You should close the browser. Delete the history. Walk away.

But High Sierra 10.13.5 was the last version that didn't feel like a product. It was still a place. Before the notarization gates slammed shut. Before every app required a permission slip signed by a server in Cupertino. Before the OS began apologizing for letting you delete your own files.

10.13.5 was the autumn of macOS. The peak of what they called "refinement." Metal 2 was new but still gentle. APFS was a suggestion, not a dogma. And somewhere deep in the frameworks, there were still resources dating back to Rhapsody. Ghosts in the machine.

You hit Enter.

The download begins. Not in MB/s, but in KB/s. As if the file is reluctant to leave its source. The progress bar doesn't render correctly—it's ASCII blocks, but some of them are the wrong character. becomes becomes .

At 47%, the Terminal prints a line unbidden:

[WARNING: This image contains residual memory. Mount with --forget if you wish to remain anonymous to yourself.] Apple no longer lists old macOS versions prominently,

You have never seen that flag before. --forget. You check man curl. No such option.

At 73%, your fans spin up. But you're on a 2023 M2 Pro. It shouldn't even acknowledge High Sierra's existence. The .rdr file is now 6.2 GB. Still downloading. The expected size was supposed to be 5.3.

At 100%, the file does not save to your Downloads folder.

It saves to /System/Library/Core Services/Recovery/private/seed.rdr.

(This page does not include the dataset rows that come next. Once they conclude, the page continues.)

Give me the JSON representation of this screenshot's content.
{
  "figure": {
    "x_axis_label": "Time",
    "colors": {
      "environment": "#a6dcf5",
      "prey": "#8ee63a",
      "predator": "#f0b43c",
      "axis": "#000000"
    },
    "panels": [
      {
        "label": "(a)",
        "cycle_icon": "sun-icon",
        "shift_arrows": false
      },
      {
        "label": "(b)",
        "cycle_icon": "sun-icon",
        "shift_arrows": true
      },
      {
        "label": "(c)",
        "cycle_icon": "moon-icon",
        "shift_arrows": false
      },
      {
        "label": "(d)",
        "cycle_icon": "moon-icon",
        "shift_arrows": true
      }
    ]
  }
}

You did not have write permission there. The system gave it to itself.



If you saw .rdr in a specific tutorial or software (e.g., some recovery tool, VMware, or Parallels), let me know – I can explain how to convert or handle that format. Otherwise, stick with Apple’s official .app installer.

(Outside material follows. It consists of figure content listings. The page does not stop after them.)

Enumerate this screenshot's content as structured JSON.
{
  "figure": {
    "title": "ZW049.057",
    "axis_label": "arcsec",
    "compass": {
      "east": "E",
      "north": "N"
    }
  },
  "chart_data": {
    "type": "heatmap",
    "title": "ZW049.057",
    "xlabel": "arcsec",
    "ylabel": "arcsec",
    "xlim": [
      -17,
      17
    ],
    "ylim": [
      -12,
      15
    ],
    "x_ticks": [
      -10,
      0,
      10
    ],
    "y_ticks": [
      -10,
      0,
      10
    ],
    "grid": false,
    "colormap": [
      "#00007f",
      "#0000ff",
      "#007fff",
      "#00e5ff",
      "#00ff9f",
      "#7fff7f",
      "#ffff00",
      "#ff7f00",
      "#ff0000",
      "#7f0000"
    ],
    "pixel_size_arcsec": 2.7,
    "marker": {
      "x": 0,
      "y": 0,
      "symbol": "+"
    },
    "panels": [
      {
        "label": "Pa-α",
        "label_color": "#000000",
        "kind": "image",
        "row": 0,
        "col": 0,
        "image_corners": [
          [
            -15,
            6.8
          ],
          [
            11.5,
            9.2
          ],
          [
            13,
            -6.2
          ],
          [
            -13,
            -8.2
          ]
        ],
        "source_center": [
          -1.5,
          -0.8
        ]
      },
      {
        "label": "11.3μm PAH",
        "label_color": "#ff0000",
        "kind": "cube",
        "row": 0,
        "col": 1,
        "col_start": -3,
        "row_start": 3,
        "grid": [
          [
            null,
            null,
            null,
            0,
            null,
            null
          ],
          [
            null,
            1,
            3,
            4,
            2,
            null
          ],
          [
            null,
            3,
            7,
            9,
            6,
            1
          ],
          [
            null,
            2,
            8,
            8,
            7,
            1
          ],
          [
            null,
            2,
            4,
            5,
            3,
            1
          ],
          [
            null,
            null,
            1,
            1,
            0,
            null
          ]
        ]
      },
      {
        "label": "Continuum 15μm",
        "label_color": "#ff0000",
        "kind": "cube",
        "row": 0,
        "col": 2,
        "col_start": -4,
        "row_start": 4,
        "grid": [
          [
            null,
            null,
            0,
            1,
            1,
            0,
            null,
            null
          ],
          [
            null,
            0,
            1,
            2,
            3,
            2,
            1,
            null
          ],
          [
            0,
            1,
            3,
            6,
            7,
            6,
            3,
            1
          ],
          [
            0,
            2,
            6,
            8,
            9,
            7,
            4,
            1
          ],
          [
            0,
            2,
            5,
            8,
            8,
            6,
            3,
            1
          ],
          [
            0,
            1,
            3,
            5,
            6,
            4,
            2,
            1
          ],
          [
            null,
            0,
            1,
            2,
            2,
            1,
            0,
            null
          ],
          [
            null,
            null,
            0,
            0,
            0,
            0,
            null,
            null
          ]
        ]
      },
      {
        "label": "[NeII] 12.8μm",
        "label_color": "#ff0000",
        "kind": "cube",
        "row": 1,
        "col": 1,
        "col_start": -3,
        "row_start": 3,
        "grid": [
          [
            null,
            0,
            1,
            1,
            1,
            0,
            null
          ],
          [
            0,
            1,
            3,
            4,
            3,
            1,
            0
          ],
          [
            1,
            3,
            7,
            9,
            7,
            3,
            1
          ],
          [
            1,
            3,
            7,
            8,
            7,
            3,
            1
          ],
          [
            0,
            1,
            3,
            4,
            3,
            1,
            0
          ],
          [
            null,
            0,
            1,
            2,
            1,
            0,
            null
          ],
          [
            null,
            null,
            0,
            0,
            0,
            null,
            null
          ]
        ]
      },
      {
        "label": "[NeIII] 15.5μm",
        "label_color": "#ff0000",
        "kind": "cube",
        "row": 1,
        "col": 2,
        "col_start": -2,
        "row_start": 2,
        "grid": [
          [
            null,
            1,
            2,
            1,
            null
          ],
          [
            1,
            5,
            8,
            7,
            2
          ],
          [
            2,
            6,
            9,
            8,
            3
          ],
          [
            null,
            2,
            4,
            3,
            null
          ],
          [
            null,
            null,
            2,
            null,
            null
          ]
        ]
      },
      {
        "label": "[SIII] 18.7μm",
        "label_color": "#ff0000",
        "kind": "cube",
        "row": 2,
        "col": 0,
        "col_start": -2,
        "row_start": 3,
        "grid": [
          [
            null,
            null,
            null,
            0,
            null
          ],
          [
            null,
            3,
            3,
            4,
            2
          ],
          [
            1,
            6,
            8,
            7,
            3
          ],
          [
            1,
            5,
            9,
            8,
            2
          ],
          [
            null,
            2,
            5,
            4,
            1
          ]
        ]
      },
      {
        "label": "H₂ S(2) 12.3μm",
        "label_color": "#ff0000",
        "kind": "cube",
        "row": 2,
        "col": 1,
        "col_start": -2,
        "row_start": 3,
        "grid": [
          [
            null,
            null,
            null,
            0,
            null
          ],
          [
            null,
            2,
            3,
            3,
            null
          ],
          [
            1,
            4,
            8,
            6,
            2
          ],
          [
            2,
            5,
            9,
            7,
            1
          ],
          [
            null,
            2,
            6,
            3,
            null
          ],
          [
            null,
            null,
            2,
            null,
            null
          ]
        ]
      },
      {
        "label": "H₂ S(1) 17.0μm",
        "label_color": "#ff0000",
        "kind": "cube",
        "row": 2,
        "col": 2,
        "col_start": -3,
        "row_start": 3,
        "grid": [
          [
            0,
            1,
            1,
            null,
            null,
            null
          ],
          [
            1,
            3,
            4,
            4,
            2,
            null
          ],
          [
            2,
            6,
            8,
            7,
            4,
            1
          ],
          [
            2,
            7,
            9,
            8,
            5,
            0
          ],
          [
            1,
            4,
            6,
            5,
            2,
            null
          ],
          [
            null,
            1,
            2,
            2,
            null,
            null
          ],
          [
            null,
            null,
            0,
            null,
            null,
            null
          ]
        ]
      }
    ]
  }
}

I notice you’re asking for a download review of a “macOS High Sierra 10.13.5 image file” with a reference to -.rdr- (which looks like a typo or placeholder — perhaps you meant .dmg, .iso, or .cdr?).

Here’s my honest review and warning:

Before downloading, understand the context. macOS High Sierra (version 10.13) was released in 2017, focusing on under-the-hood improvements: the new Apple File System (APFS), HEVC video encoding, and Metal 2 graphics.

Version 10.13.5 (Build 17F77) was released in June 2018. Its primary feature was support for AirPlay 2 and Messages in iCloud. It is a crucial milestone because:

Based on forum crawling and user queries, the -.rdr- tag usually appears on:

Actionable advice: Ignore the .rdr- completely. Search for one of these instead:

| Your search term | What you actually want | | :--- | :--- | | download macos high sierra 10.13.5 image file -.rdr- | InstallESD.dmg or macOS 10.13.5 ISO | | High Sierra 10.13.5 raw image | macOS 10.13.5 .raw or .img | | 10.13.5 bootable USB | createinstallmedia + USB drive |

Once you have the installer app:

# Create a blank .cdr (same as .iso for macOS)
hdiutil create -o /tmp/HighSierra -size 8g -layout SPUD -fs HFS+J -type UDTO -attach

Then restore the installer to that image, or use tools like createinstallmedia with a USB drive and image that.